In a report by UK-based ‘The Telegraph’ and sighted by GhanaWeb, British ministers are also expected to be in Accra to hammer out a new security agreement which will position Ghana and by extension Burkina Faso as the new frontline against terrorism.
It is unclear if the move is a face-saving operation in the wake of the mission in Mali being shut down or something more significant as British forces already train troops in Ghana.
Ghana, Togo, Benin and Cote d’Ivoire all signed up for the Accra Initiative in 2017. This is a coalition which aims at stopping insecurity spilling over their borders from the Sahel.
It was reported on Monday, November 14, that the UK will be withdrawing all of its troops from Mali, which until only a few months ago, Whitehall officials were describing as “the new frontline of the war on terror”.
Former Africa Minister Rory Stewart, who championed the so-called “pivot to the Sahel” under Prime Minister Theresa May, was scathing about the real purpose of the Ghana trip, suggesting it was no more than a face-saving operation.

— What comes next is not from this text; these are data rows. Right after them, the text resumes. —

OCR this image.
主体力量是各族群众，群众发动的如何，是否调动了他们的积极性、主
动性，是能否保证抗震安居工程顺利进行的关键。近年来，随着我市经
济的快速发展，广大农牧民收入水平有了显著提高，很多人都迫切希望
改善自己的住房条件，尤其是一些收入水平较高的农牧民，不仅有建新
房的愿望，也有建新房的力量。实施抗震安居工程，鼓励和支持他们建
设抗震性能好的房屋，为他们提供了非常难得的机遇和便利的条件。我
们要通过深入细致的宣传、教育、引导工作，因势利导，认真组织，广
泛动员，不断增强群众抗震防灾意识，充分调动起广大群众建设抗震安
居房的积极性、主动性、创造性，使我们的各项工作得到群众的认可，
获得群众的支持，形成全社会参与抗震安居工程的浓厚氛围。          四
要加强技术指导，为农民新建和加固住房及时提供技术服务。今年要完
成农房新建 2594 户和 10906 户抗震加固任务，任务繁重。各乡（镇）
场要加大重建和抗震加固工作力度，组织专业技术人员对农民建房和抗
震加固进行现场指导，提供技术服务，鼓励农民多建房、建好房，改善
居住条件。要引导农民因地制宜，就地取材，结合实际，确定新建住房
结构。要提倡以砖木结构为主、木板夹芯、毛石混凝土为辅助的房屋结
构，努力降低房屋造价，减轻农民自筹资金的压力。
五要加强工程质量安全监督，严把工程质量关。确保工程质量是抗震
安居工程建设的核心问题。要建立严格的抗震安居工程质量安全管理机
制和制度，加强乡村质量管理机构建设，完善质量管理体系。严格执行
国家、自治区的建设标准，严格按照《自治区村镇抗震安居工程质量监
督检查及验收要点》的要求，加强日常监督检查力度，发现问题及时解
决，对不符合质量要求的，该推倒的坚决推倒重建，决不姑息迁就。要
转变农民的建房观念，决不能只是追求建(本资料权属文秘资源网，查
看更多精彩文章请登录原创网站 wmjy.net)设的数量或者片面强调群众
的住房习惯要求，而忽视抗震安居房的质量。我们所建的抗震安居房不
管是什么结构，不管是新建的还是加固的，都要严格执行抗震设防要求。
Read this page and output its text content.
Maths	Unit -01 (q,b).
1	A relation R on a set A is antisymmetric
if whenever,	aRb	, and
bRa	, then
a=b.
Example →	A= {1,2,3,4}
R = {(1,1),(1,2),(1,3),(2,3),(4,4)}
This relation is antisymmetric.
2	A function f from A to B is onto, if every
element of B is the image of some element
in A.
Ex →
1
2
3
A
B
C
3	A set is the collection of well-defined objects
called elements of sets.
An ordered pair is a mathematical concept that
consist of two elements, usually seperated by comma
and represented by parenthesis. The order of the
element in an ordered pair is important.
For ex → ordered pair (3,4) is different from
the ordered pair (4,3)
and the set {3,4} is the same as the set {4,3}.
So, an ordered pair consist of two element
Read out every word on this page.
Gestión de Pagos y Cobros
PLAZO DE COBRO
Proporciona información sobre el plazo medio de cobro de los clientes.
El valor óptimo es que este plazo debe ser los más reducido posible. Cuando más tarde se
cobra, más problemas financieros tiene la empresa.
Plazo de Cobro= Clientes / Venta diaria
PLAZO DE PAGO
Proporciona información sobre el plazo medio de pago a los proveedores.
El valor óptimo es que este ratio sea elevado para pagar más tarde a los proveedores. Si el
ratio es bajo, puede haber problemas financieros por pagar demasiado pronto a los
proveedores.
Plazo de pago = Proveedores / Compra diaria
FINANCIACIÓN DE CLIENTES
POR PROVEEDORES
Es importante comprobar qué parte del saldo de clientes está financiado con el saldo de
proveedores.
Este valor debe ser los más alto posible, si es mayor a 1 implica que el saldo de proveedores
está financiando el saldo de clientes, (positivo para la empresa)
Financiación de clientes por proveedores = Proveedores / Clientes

“We struggled to maintain 300 troops in Mali, partly because it cost perhaps as much as a hundred million pounds from tightly stretched budgets,” he told The Telegraph. “I fear that the ‘pivot to Ghana and Burkina Faso’ is largely a way of excusing our retreat from the Sahel and will ultimately add up to less than people pretend.”
“We have been worrying about Burkina Faso for some time. But without an embassy there or any significant investment, there is a real limit to what the UK can do,” Stewart added.